La rassegna cinematografica “Cinemiamo?!”, attualmente in corso all’Auditorium Campodonico e curata da Carolina Varsi, ha riportato a Lavagna un’importante presenza cinematografica, colmando un vuoto sentito dalla comunità.
Un vuoto colmato
Negli anni d’oro della “settima arte”, tra gli anni ’50 e ’70, Lavagna vantava due sale cinematografiche: il Cantero, ora Auditorium Campodonico, e l’Arena Splendor, un cinema all’aperto situato in piazza Vittorio Veneto. Oggi, chi desidera vedere un film è costretto a recarsi al Mignon di Chiavari o al Cinema Teatro Ariston di Sestri Levante, superando il fiume Entella o le gallerie di Sant’Anna. La rassegna “Cinemiamo?!” offre l’opportunità di visionare film, sia noti che di nicchia, e restituire alla città un evento culturale atteso da tempo.
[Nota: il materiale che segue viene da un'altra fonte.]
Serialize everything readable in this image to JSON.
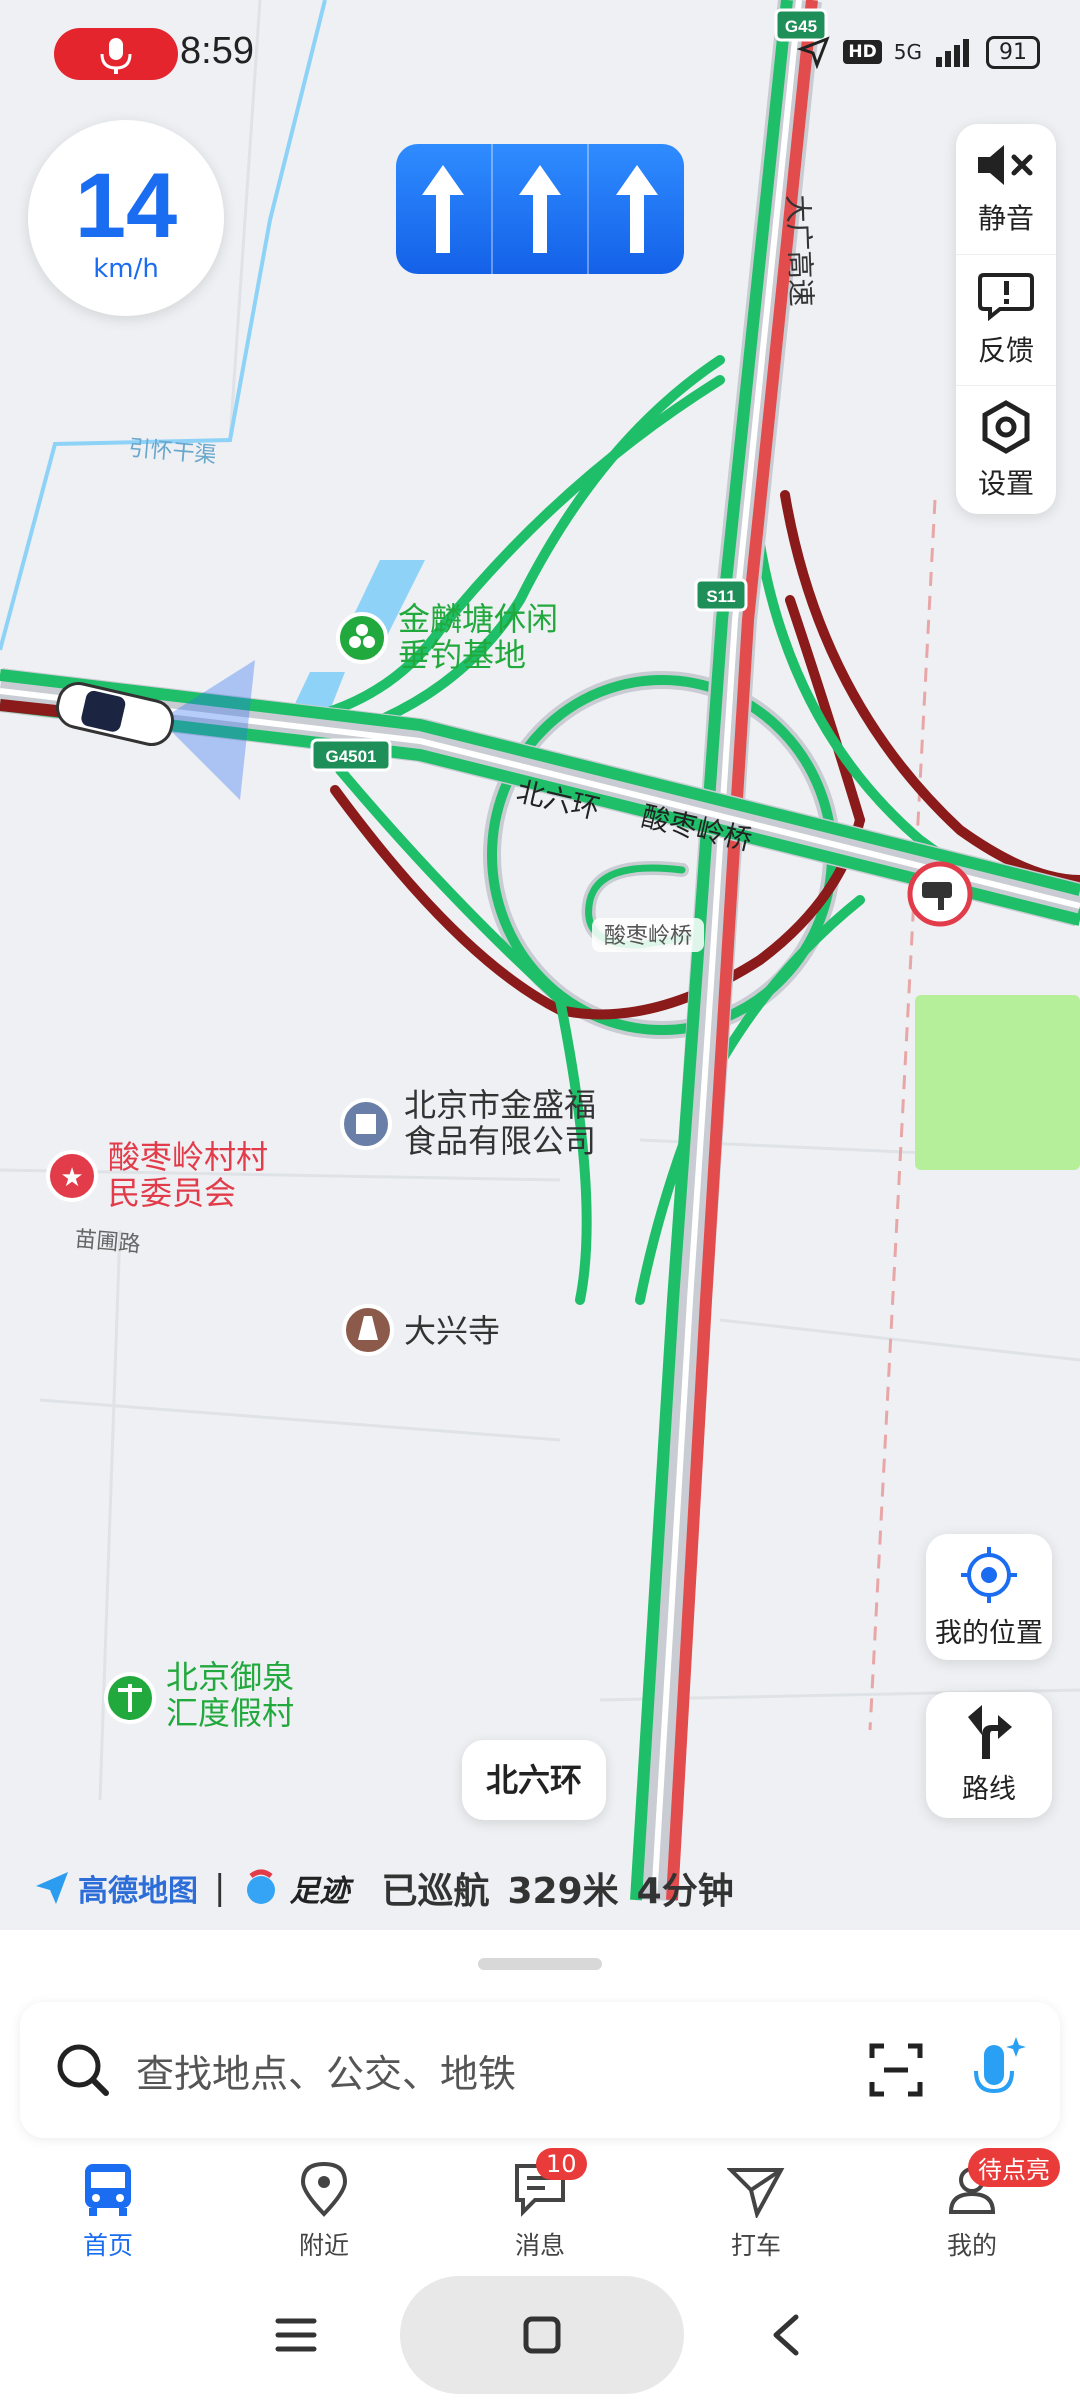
{
  "status_bar": {
    "time": "8:59",
    "hd": "HD",
    "network": "5G",
    "battery": "91"
  },
  "speed": {
    "value": "14",
    "unit": "km/h"
  },
  "map": {
    "route_shields": [
      "G45",
      "S11",
      "G4501"
    ],
    "road_labels": {
      "daguang": "大广高速",
      "beiliuhuan": "北六环",
      "suanzaoling_bridge": "酸枣岭桥",
      "bridge_small": "酸枣岭桥",
      "canal": "引怀干渠",
      "miaopu": "苗圃路"
    },
    "pois": [
      {
        "name_line1": "金麟塘休闲",
        "name_line2": "垂钓基地"
      },
      {
        "name_line1": "北京市金盛福",
        "name_line2": "食品有限公司"
      },
      {
        "name_line1": "酸枣岭村村",
        "name_line2": "民委员会"
      },
      {
        "name_line1": "大兴寺",
        "name_line2": ""
      },
      {
        "name_line1": "北京御泉",
        "name_line2": "汇度假村"
      }
    ],
    "colors": {
      "smooth": "#1fbf6a",
      "jam": "#e34c4c",
      "heavy": "#8b1a1a",
      "water": "#8ed3f7",
      "park": "#b6ef99"
    }
  },
  "tools": {
    "mute": "静音",
    "feedback": "反馈",
    "settings": "设置"
  },
  "side": {
    "my_location": "我的位置",
    "route": "路线"
  },
  "current_road": "北六环",
  "footer": {
    "brand": "高德地图",
    "brand2": "足迹",
    "cruised": "已巡航",
    "distance": "329米",
    "duration": "4分钟"
  },
  "search": {
    "placeholder": "查找地点、公交、地铁"
  },
  "tabs": [
    {
      "label": "首页",
      "badge": ""
    },
    {
      "label": "附近",
      "badge": ""
    },
    {
      "label": "消息",
      "badge": "10"
    },
    {
      "label": "打车",
      "badge": ""
    },
    {
      "label": "我的",
      "badge": "待点亮"
    }
  ]
}
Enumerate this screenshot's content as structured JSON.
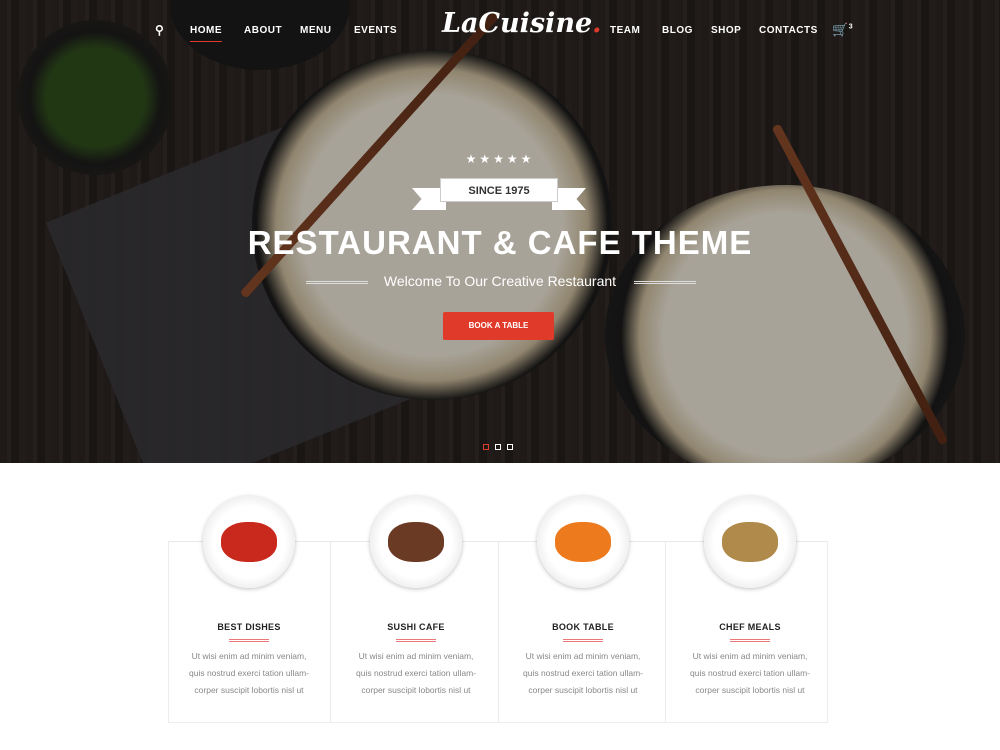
{
  "nav": {
    "left": [
      {
        "label": "HOME",
        "active": true
      },
      {
        "label": "ABOUT"
      },
      {
        "label": "MENU"
      },
      {
        "label": "EVENTS"
      }
    ],
    "right": [
      {
        "label": "TEAM"
      },
      {
        "label": "BLOG"
      },
      {
        "label": "SHOP"
      },
      {
        "label": "CONTACTS"
      }
    ],
    "search_icon": "search-icon",
    "cart_icon": "cart-icon",
    "cart_count": "3"
  },
  "logo": {
    "text": "LaCuisine",
    "dot": "."
  },
  "hero": {
    "stars": "★★★★★",
    "ribbon": "SINCE 1975",
    "title": "RESTAURANT & CAFE THEME",
    "subtitle": "Welcome To Our Creative Restaurant",
    "button": "BOOK A TABLE",
    "slides": 3,
    "active_slide": 1
  },
  "colors": {
    "accent": "#e03a2a"
  },
  "features": [
    {
      "title": "BEST DISHES",
      "text": "Ut wisi enim ad minim veniam, quis nostrud exerci tation ullam-corper suscipit lobortis nisl ut",
      "food": "tomatoes",
      "color": "#c9281c"
    },
    {
      "title": "SUSHI CAFE",
      "text": "Ut wisi enim ad minim veniam, quis nostrud exerci tation ullam-corper suscipit lobortis nisl ut",
      "food": "steak",
      "color": "#6b3a24"
    },
    {
      "title": "BOOK TABLE",
      "text": "Ut wisi enim ad minim veniam, quis nostrud exerci tation ullam-corper suscipit lobortis nisl ut",
      "food": "carrots",
      "color": "#ee7a1e"
    },
    {
      "title": "CHEF MEALS",
      "text": "Ut wisi enim ad minim veniam, quis nostrud exerci tation ullam-corper suscipit lobortis nisl ut",
      "food": "fish",
      "color": "#b08a4a"
    }
  ]
}
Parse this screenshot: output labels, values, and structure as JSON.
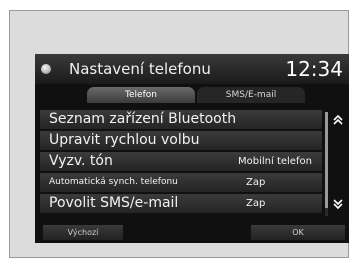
{
  "header": {
    "title": "Nastavení telefonu",
    "clock": "12:34"
  },
  "tabs": [
    {
      "label": "Telefon",
      "active": true
    },
    {
      "label": "SMS/E-mail",
      "active": false
    }
  ],
  "menu": [
    {
      "label": "Seznam zařízení Bluetooth",
      "value": ""
    },
    {
      "label": "Upravit rychlou volbu",
      "value": ""
    },
    {
      "label": "Vyzv. tón",
      "value": "Mobilní telefon"
    },
    {
      "label": "Automatická synch. telefonu",
      "value": "Zap"
    },
    {
      "label": "Povolit SMS/e-mail",
      "value": "Zap"
    }
  ],
  "scroll": {
    "up_icon": "double-chevron-up",
    "down_icon": "double-chevron-down"
  },
  "footer": {
    "default_label": "Výchozí",
    "ok_label": "OK"
  }
}
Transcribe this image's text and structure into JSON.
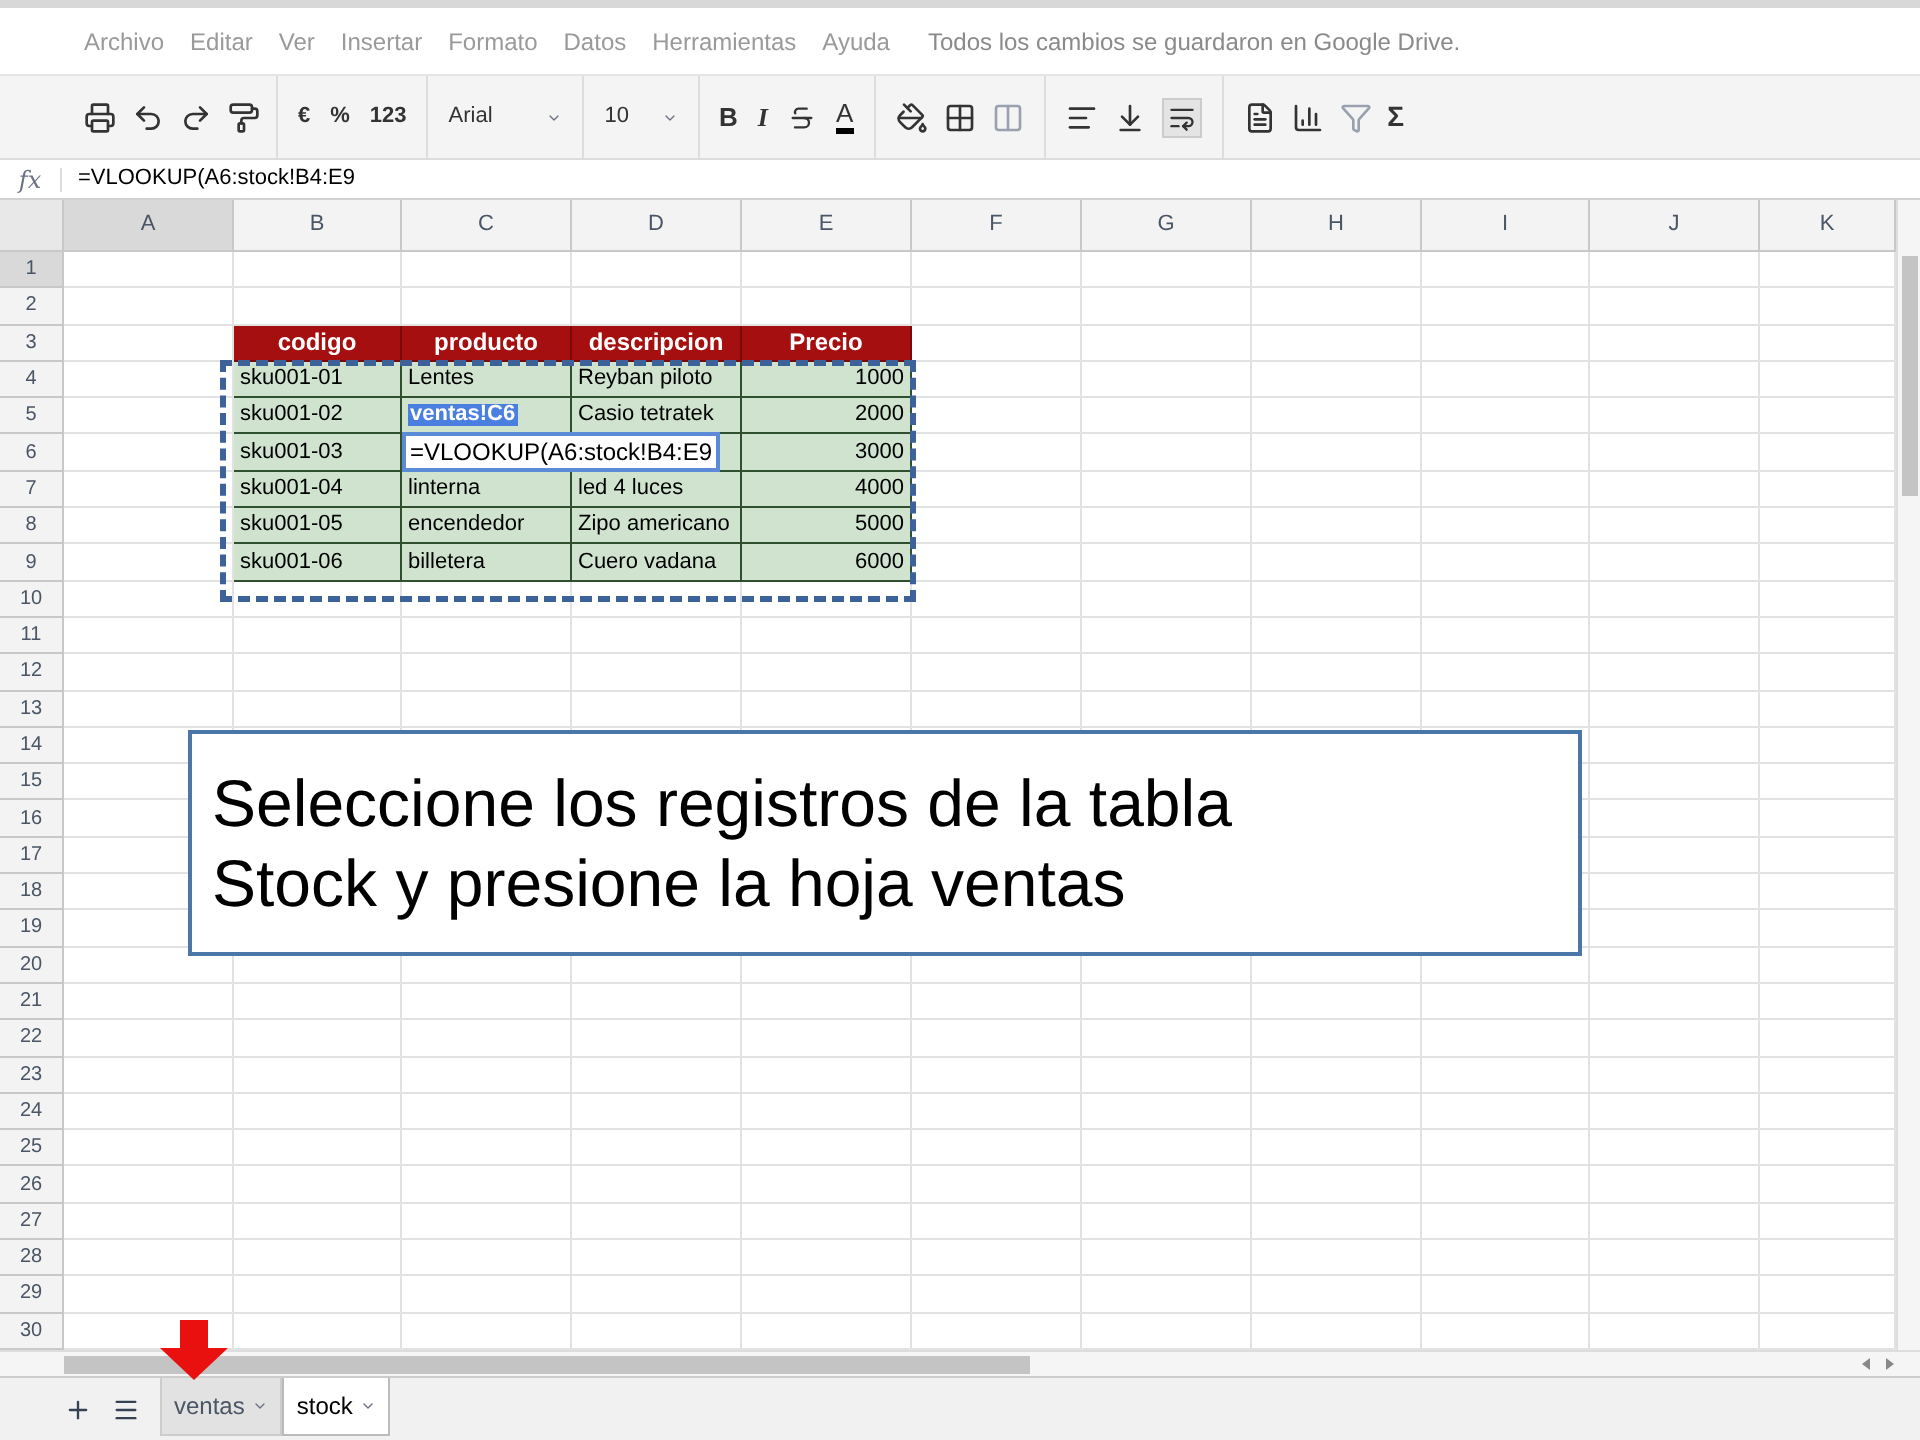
{
  "menu": {
    "items": [
      "Archivo",
      "Editar",
      "Ver",
      "Insertar",
      "Formato",
      "Datos",
      "Herramientas",
      "Ayuda"
    ],
    "save_status": "Todos los cambios se guardaron en Google Drive."
  },
  "toolbar": {
    "currency": "€",
    "percent": "%",
    "number_format": "123",
    "font": "Arial",
    "font_size": "10",
    "bold": "B",
    "italic": "I",
    "text_color": "A",
    "functions": "Σ"
  },
  "formula_bar": {
    "label": "fx",
    "value": "=VLOOKUP(A6:stock!B4:E9"
  },
  "grid": {
    "columns": [
      "A",
      "B",
      "C",
      "D",
      "E",
      "F",
      "G",
      "H",
      "I",
      "J",
      "K"
    ],
    "row_numbers": [
      "1",
      "2",
      "3",
      "4",
      "5",
      "6",
      "7",
      "8",
      "9",
      "10",
      "11",
      "12",
      "13",
      "14",
      "15",
      "16",
      "17",
      "18",
      "19",
      "20",
      "21",
      "22",
      "23",
      "24",
      "25",
      "26",
      "27",
      "28",
      "29",
      "30"
    ],
    "table": {
      "header": [
        "codigo",
        "producto",
        "descripcion",
        "Precio"
      ],
      "rows": [
        [
          {
            "kind": "text",
            "text": "sku001-01"
          },
          {
            "kind": "text",
            "text": "Lentes"
          },
          {
            "kind": "text",
            "text": "Reyban piloto"
          },
          {
            "kind": "number",
            "text": "1000"
          }
        ],
        [
          {
            "kind": "text",
            "text": "sku001-02"
          },
          {
            "kind": "reference",
            "text": "ventas!C6"
          },
          {
            "kind": "text",
            "text": "Casio tetratek"
          },
          {
            "kind": "number",
            "text": "2000"
          }
        ],
        [
          {
            "kind": "text",
            "text": "sku001-03"
          },
          {
            "kind": "editor",
            "text": "=VLOOKUP(A6:stock!B4:E9"
          },
          {
            "kind": "covered"
          },
          {
            "kind": "number",
            "text": "3000"
          }
        ],
        [
          {
            "kind": "text",
            "text": "sku001-04"
          },
          {
            "kind": "text",
            "text": "linterna"
          },
          {
            "kind": "text",
            "text": "led 4 luces"
          },
          {
            "kind": "number",
            "text": "4000"
          }
        ],
        [
          {
            "kind": "text",
            "text": "sku001-05"
          },
          {
            "kind": "text",
            "text": "encendedor"
          },
          {
            "kind": "text",
            "text": "Zipo americano"
          },
          {
            "kind": "number",
            "text": "5000"
          }
        ],
        [
          {
            "kind": "text",
            "text": "sku001-06"
          },
          {
            "kind": "text",
            "text": "billetera"
          },
          {
            "kind": "text",
            "text": "Cuero vadana"
          },
          {
            "kind": "number",
            "text": "6000"
          }
        ]
      ]
    }
  },
  "callout": {
    "lines": [
      "Seleccione los registros de la tabla",
      "Stock y presione la hoja ventas"
    ]
  },
  "sheet_tabs": [
    {
      "label": "ventas",
      "selected": false
    },
    {
      "label": "stock",
      "selected": true
    }
  ]
}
Lavagna è infatti l’unica delle cinque grandi città del Tigullio a non avere un cinema, mentre a Rapallo e Santa Margherita Ligure ci sono rispettivamente l’Augustus e il Centrale.
Un successo inaspettato
«Sono felice perché la rassegna sta riscuotendo un grande successo – commenta Varsi, dottoressa in Cinema e Arti dello Spettacolo, che introduce e conclude ogni proiezione con un dibattito –. Molti spettatori mi dicono che, grazie a questa iniziativa, escono di casa pur restando a Lavagna».
Sebbene la televisione e internet abbiano messo in crisi il settore, realtà più piccole come Ruta di Camogli e Moneglia hanno mantenuto un proprio cinema.
«L’iniziativa non si rivolge solo a un pubblico maturo – sottolinea Varsi –. Dalla proiezione di “Back to Black”, che narra la vita di Amy Winehouse, molti giovani si sono avvicinati. Sono soddisfatta perché il messaggio che desideravo trasmettere è arrivato: questi eventi sono per gli amanti del cinema che vogliono sia godere di un film che comprenderlo più a fondo attraverso le nostre spiegazioni».
Le ultime proiezioni, in programma per maggio e giugno, includono “Little Miss Sunshine” giovedì 28 maggio e “La stangata” giovedì 4 giugno, entrambe alle 21 e con ingresso gratuito.
«Voglio ringraziare l’amministrazione comunale, in particolare l’assessore alla Cultura Chiara Oneto – conclude Varsi –. Spero di poter organizzare nuove edizioni di “Cinemiamo?!”».
Per l’ultima proiezione, la 41enne lavagnese ha in mente una sorpresa per il pubblico:
«Vorrei portare un contenitore di popcorn in cui il pubblico potrà scrivere i titoli di film che desidererebbe vedere in una futura edizione di “Cinemiamo?!”».